O Brasil reúne condições favoráveis para a pesca e a aquicultura, o cultivo de organismos cujo ciclo de vida em condições naturais se dá total ou parcialmente em meio aquático, seja em água doce ou salgada. Para isso, temos uma costa marítima com longos 8.500 km de extensão, além de 12% da água doce disponível no planeta.

Para se ter uma ideia da importância dada á aquicultura, segundo a Organização das Nações Unidas para Agricultura e Alimentação (FAO) ela é considerada a atividade agropecuária mais rápida em termos de resultados produtivos e uma das poucas capazes de responder com folga ao crescimento populacional, o que pode contribuir para o combate à fome em todo o mundo.

Na série especial, conversamos com Arcângelo Signor, pós-doutor em Engenharia da Pesca e coordenador do curso de Engenharia de Aquicultura no Instituto Federal do Paraná (IFPR) – Campus Foz do Iguaçu.
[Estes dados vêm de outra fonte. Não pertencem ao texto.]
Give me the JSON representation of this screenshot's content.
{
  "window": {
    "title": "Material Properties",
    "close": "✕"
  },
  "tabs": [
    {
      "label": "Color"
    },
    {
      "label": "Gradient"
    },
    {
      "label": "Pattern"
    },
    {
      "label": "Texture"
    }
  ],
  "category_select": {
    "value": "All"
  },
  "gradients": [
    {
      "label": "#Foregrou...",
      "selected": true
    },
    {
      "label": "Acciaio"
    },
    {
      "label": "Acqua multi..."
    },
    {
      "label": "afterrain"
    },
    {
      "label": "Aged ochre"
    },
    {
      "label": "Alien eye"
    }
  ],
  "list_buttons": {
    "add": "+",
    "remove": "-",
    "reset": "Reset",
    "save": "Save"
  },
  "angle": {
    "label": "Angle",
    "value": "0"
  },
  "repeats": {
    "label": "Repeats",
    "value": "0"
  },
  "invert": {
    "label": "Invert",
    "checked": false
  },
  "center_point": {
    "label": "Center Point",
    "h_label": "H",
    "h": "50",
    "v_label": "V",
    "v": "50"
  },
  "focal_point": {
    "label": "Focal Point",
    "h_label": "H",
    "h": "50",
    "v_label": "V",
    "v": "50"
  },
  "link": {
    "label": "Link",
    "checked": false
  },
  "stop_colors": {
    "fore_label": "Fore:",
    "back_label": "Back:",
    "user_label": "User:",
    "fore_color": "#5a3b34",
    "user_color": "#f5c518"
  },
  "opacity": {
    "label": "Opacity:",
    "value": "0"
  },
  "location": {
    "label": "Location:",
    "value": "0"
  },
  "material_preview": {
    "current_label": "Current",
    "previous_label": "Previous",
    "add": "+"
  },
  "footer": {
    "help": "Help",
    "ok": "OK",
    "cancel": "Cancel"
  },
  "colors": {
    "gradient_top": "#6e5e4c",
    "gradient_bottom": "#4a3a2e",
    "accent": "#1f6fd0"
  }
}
Ele comentou sobre todo esse potencial do setor e o desafio em desenvolver uma aquicultura sustentável, que gere renda sem prejuízos ambientais.

Arcângelo Signor, pós-doutor em Engenharia da Pesca e coordenador do curso de Engenharia de Aquicultura no Instituto Federal do Paraná (IFPR) – Campus Foz do Iguaçu


Web Rádio Água - O Brasil possui condições favoráveis para a aquicultura? Quais são as regiões que se destacam no setor?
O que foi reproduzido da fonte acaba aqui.